= Adolf VIII of Berg =

Eldest son of Count Adolf VII of Berg and Margaret of Hochstaden

Adolf VIII of Berg (also referred to as Adolf V) (c. 1240 – 28 September 1296) was the eldest son of Count Adolf VII of Berg and Margaret of Hochstaden.

In 1259, Adolf succeeded his father as Count of Berg. King Rudolph I of Germany allowed Adolf to move his mint to Wipperfürth in 1275. In 1276 Adolf granted city rights to Ratingen and in 1282 to Wipperfürth. Adolf tried in vain to have his brother Conrad, Provost of Cologne, installed as Archbishop of Cologne after the death of Engelbert II of Falkenstein in 1274, but Siegfried II of Westerburg was chosen instead.
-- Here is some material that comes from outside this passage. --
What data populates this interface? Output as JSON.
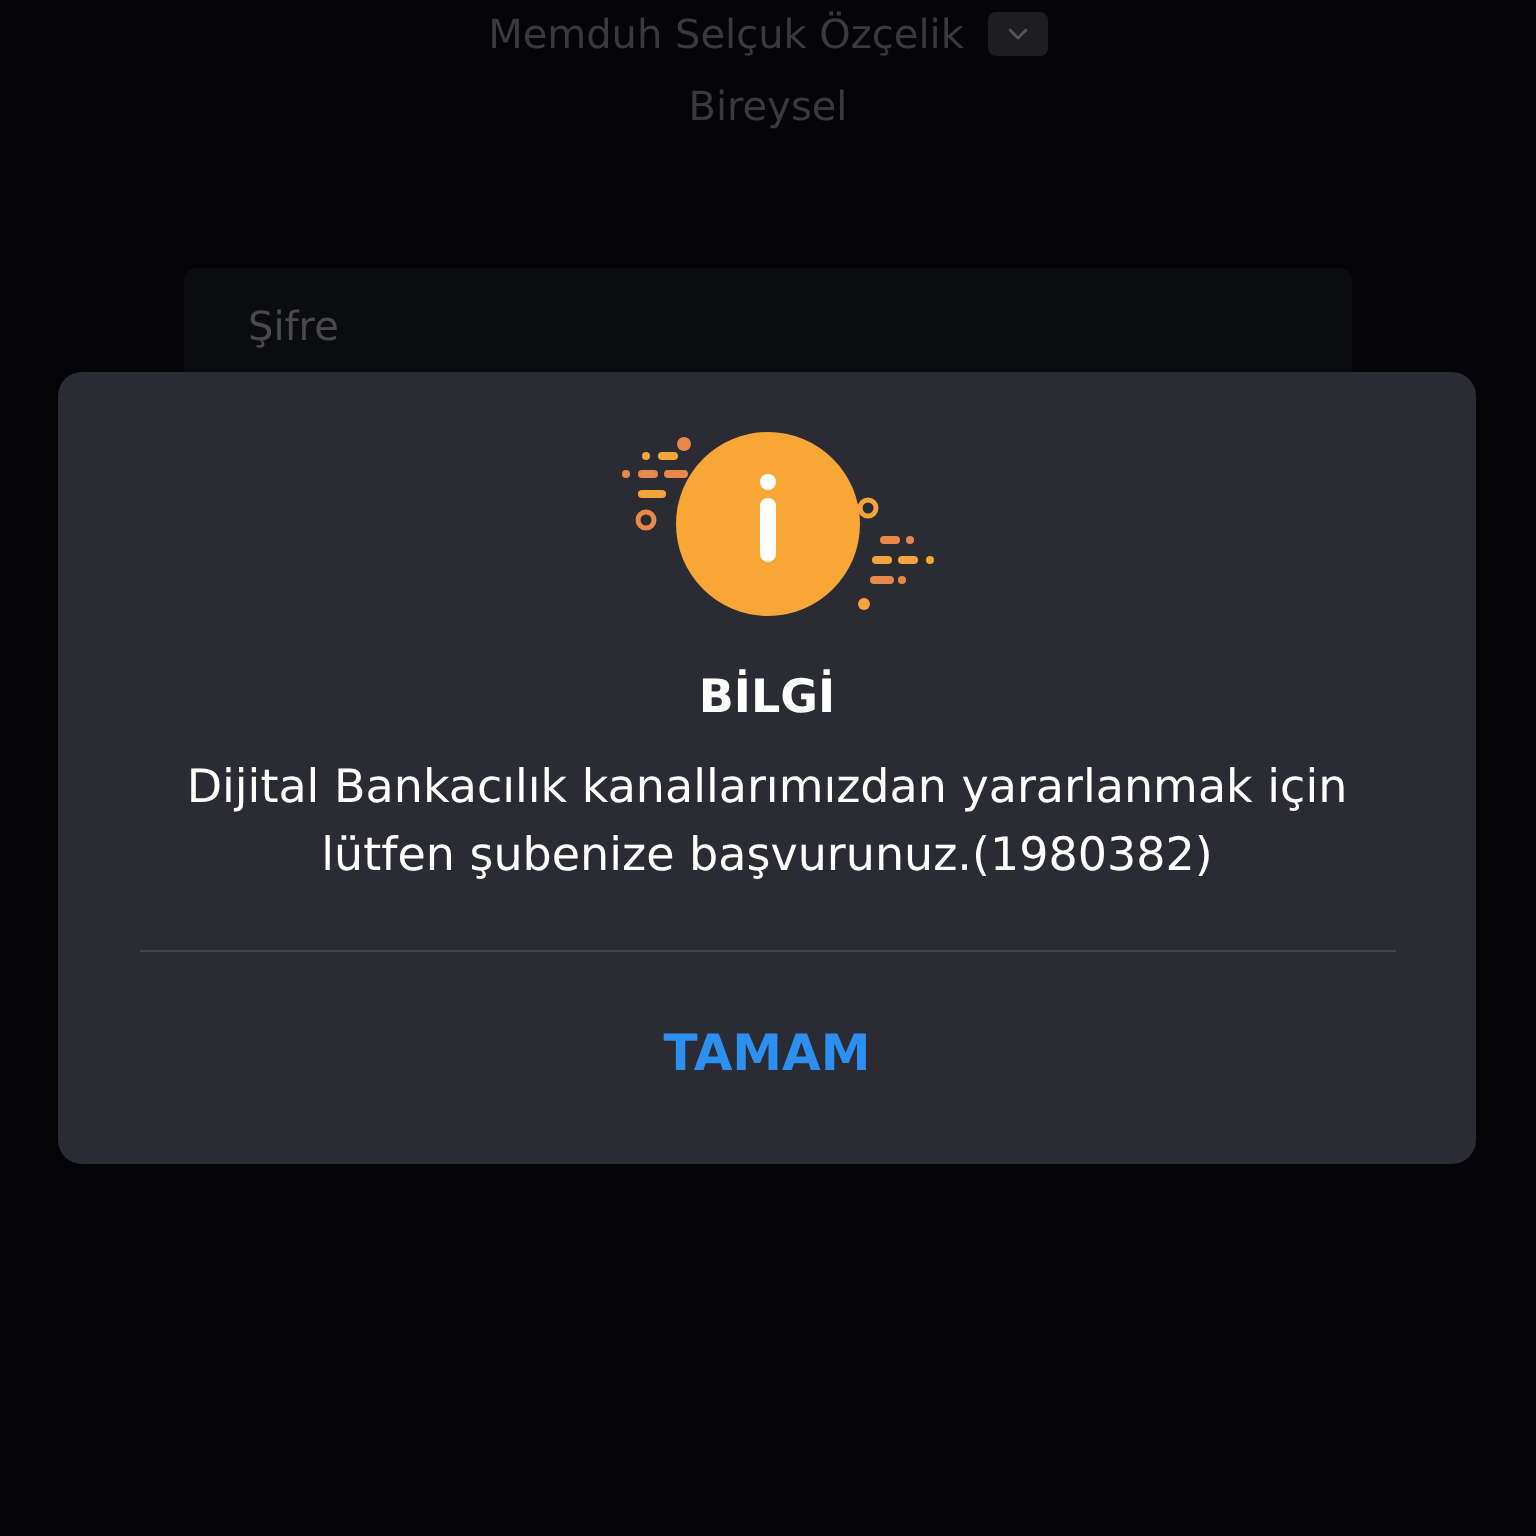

In 1279 Adolf's uncle Waleran IV, Duke of Limburg died leaving one daughter, Ermengarde, wife of Reginald I, Count of Guelders. When she died in 1280 without issue, her husband claimed the Duchy of Limburg even though Adolf also had a claim to Limburg as Waleran's eldest nephew. Adolf tried unsuccessfully to assert his claim and in 1283 he sold his right to Duke John I of Brabant. The counter-claims of Duke John and Reginald I ultimately led to the Battle of Worringen in 1288 in which Adolf supported the victorious Brabant. Archbishop Siegfried was captured and imprisoned by Adolf in Schloss Burg for 13 months. As a result of the victory, Adolf was also able to elevate Düsseldorf to the level of city. Through trickery, Archbishop Siegfried was able to capture Adolf in 1292 and held him in prison until he died on 28 September 1296.

In 1249, Adolf was betrothed to Elisabeth of Guelders, daughter of Otto II, Count of Guelders and half-sister of Reginald I, his rival to the Duchy of Limburg. Elisabeth died 31 March 1315 and is buried with her husband in the Church of Solingen-Gräfrath. As Adolf and Elisabeth had no issue, Adolf's brother William I of Berg succeeded him as Count of Berg.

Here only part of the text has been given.